Fun fact: A killer's last meal before getting executed is seen as a harbinger of this food-combo travesty

Opinion Food
Eggs Brian Hickey/PhillyVoice

Putting ketchup on eggs is the sign of an unrefined mind.

Ketchup is a fine condiment. It goes well on burgers, fries, tater tots, hash browns and – dare I say – fried chicken.

Still, ketchup is not a universally fine condiment. There are some things with which its tomato-ey, sweet-and-sour kick does not blend. 

What I’m not going to do here today is list all the things you should never pour ketchup on. I am going to focus on the most important one: Eggs.

Putting ketchup on your eggs, as many of you people apparently do, is as a sacrilege and emblematic of a human being who should not be permitted to make food choices for themselves or others. (And yes, former Vice President Joe Biden, that includes you.)

This is a controversial take. Trust me, as someone who once ate egg-white-and-ham-with-ketchup breakfast sandwiches in my 20s, I know this.

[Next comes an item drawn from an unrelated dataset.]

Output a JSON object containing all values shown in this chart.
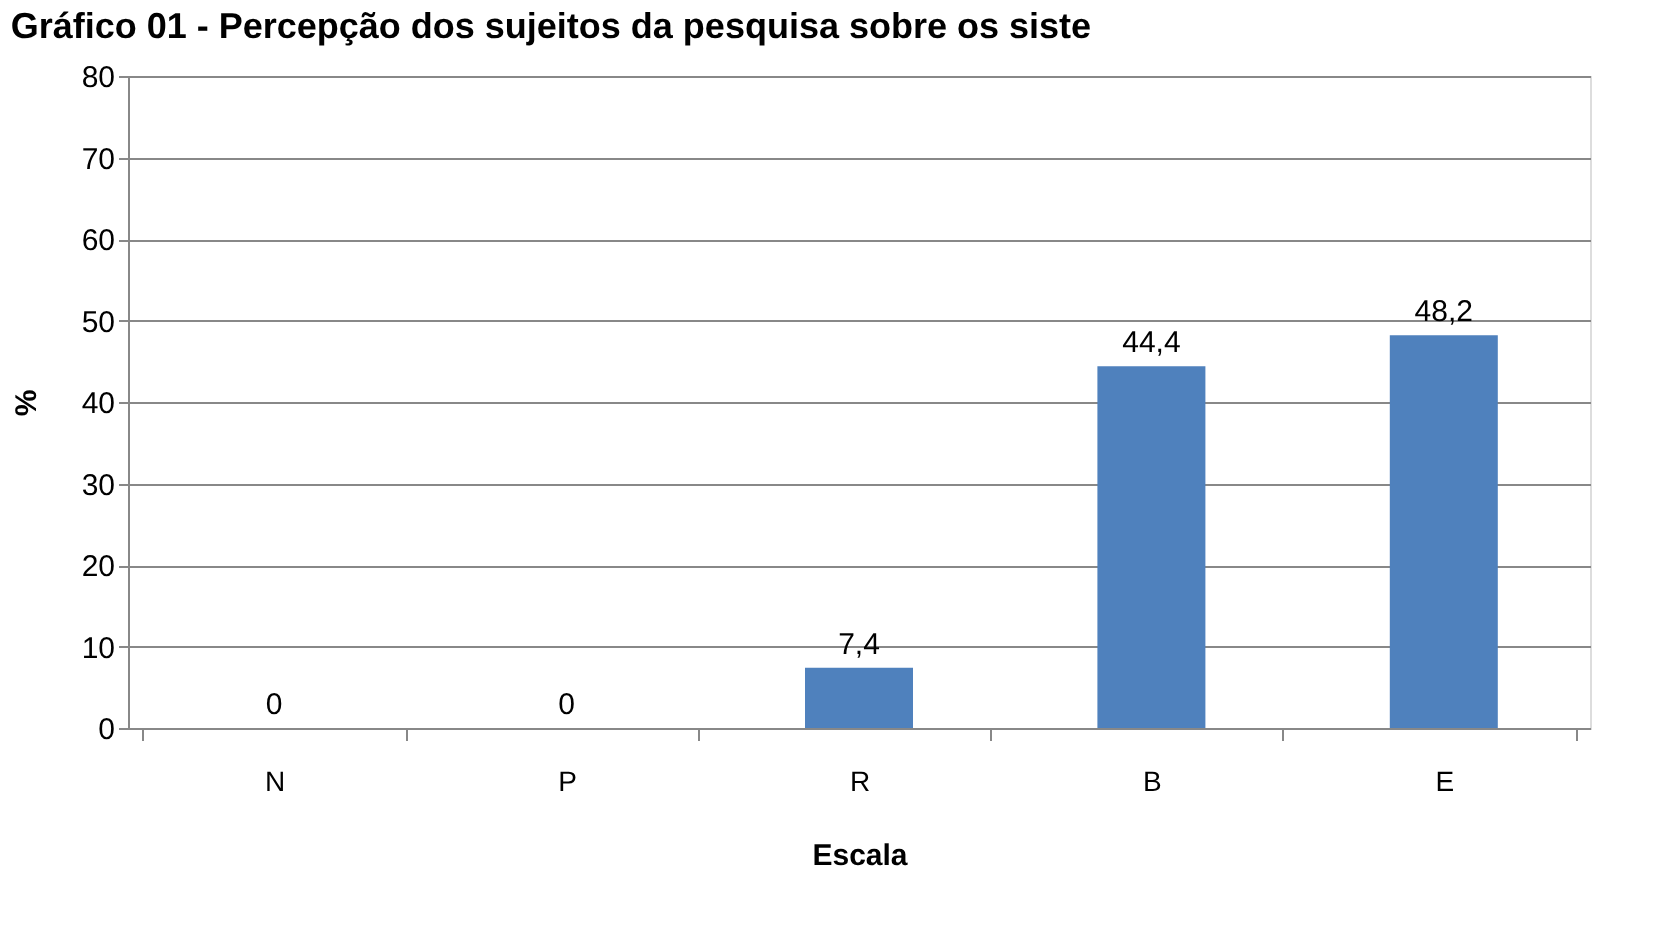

Already this week, Big Ketchup tweeted out a tacit approval of this deviant behavior. Heinz is a western Pennsylvania mainstay, so it will be extended every courtesy. After all, the company would like you to put ketchup on everything, as it should, since it’s a ketchup vendor.

But that doesn’t mean ketchup – famously the object of the late Anthony Bourdain’s derision in respect to hot-dog and fancy-variety usage – belongs on eggs.

I side with people responsible with online posts such as “If you put ketchup on your eggs you are a disgusting human being,” “People that put ketchup on eggs are scum of the Earth” and “Should people who put ketchup on eggs be deported?

Is a dollop of ketchup on your scrambled eggs as rancid as, say, pickles? Of course not. Nothing is.

Does eating such a breakfast abomination put you on moral par with a since-executed killer whose last meal is seen as the harbinger of the "breakfast burrito"? I certainly hope not.

However, it is unnecessary. Want to punch up your bland scrambled eggs? Ignore the vinegary tomato flavoring. We live in a world where Hollandaise and hot sauces of all varieties exist. Seize the day.

Don’t take my word for it. Here is some corroboration from likeminded culinary heroes over the past few days:






Maybe there are some tweets espousing the benefits of ketchup on eggs, but I’m not going to look for them. I’m not in the business of validating improper food takes, only celebrating the proper ones.

Ketchup on eggs is as bad as mixing milk with a Mountain Dew Code Red. Out of respect to the chickens who selflessly provide these eggs for your consumption, don’t do it. Thank you.